Przed piątą usłyszałam i poczułam galopującego kota. Zachybotał się niepokojąco monitor, który Sisi raczyła potraktować jak trampolinę. Gdy już udało jej się usiąść na głośniku stojącym na segmencie podniosła do góry łepetynkę i zawyła. Jak wilk jakiś do księżyca, czy inny dziki zwierz. Miauczała tak rozpaczliwie, że niejako jeszcze przez sen poprosiłam Z. o interwencję. Z. podszedł do segmentu, sięgnął po kota, a kot stanął słupka cofając łapencje tak sprytnie, że do nich już sięgnąć się nie dało...

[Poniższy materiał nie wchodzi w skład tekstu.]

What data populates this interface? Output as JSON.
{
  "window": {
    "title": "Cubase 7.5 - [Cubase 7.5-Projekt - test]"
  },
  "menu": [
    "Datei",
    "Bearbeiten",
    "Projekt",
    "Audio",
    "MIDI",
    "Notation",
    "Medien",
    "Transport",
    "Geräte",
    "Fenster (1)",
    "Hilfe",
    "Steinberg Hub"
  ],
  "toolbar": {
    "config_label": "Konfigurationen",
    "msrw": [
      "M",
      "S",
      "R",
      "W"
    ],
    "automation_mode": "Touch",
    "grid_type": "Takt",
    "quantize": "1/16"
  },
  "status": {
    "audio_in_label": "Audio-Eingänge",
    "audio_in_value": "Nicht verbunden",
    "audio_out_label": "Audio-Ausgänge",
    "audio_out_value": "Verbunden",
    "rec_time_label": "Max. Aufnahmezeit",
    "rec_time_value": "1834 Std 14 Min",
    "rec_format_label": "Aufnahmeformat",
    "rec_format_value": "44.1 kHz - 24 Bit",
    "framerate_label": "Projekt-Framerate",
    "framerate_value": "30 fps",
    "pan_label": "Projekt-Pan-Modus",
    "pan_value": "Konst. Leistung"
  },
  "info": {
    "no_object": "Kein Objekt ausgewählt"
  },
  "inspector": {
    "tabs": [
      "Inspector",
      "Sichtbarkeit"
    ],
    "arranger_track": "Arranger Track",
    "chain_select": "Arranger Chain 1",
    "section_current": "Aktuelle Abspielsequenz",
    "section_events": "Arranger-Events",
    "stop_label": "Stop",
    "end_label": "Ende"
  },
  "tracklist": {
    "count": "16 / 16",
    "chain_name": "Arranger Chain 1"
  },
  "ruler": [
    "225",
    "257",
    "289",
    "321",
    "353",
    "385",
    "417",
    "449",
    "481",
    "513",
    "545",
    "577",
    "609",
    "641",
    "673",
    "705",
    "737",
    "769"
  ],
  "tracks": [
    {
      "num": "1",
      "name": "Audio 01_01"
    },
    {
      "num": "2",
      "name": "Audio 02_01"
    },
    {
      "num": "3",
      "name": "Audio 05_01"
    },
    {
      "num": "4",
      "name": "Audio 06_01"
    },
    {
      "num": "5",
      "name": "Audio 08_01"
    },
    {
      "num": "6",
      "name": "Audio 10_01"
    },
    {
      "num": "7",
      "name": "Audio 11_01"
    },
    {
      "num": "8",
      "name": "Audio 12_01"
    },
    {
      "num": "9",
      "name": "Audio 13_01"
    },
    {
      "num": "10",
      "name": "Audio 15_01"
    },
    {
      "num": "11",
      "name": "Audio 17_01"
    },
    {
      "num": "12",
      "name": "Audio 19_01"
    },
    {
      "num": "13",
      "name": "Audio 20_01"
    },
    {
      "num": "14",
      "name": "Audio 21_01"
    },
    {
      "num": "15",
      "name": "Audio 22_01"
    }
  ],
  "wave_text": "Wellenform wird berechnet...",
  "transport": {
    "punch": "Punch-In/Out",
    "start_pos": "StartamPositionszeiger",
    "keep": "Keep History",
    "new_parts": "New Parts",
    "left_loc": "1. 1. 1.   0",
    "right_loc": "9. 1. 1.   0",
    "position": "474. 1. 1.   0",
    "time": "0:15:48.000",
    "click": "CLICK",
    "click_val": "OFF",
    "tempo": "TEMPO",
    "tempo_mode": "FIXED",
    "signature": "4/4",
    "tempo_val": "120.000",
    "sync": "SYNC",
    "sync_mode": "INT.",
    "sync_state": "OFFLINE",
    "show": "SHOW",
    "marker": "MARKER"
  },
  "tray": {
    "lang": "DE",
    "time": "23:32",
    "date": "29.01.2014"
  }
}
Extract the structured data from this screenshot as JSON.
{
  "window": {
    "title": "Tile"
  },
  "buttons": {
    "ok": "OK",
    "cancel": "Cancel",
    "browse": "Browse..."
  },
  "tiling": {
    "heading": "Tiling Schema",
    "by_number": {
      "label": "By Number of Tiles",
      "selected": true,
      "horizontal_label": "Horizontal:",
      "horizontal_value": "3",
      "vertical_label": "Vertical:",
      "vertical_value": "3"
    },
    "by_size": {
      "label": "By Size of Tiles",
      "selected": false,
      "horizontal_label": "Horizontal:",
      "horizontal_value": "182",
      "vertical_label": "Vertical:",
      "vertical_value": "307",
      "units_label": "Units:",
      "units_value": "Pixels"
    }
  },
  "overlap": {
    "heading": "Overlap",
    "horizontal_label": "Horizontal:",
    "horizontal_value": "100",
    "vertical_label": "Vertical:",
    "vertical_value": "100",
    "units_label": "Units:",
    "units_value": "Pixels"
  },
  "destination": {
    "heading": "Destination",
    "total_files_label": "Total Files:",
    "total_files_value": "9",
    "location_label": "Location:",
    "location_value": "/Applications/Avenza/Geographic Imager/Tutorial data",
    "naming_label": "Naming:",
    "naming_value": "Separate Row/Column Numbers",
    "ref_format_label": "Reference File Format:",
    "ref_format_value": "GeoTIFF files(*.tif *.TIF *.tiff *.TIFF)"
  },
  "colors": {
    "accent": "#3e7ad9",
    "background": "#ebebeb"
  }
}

Gdzieś około siódmej budziła mnie domagając się jedzenia, uwagi, zabawy i towarzystwa. Jakieś pół godziny po tym, gdy już wstałam spełniając kocie żądania, Sisul najedzony, przebiegnięty, umyty zwinął się w kłębek na fotelu i błogo zasnął.

Wróciłam z zakupów, co Sisi przywitała z dużym entuzjazmem. Szybko zerknęła na zawartośc toreb i jeszcze szybciej wypadła na korytarz przez niedomknięte jeszcze drzwi. Wypadła i zaraz za drzwiami odwróciła się na plecy rozciągając rozkosznie i demonstrując wdzięki. A także zbierając kurz... Cóż było robić. Powędrowałam do łazienki po wiadro i mopa, po czym zmyłam cały długaśny korytarz vel spacerniak Sisula. Zabiegi czynione na podłodze korytarzowej Sisi przeczekała siedząc dość skupiona na wycieraczce, a gdy już porzuciła wycieraczkę to na rzecz dotychczas umytego kawałka posadzki. Spacery, gdyby tak zsumować ich czas, trwały około godziny.

Później Sisi zjadła, umyła się i weszła do wersalki, gdzie przespała całe popołudnie. Pod wieczór zmieniła miejsce - zawędrowała na monitor. Przed chwilą zaszantażowała Z. i poszli spacerować.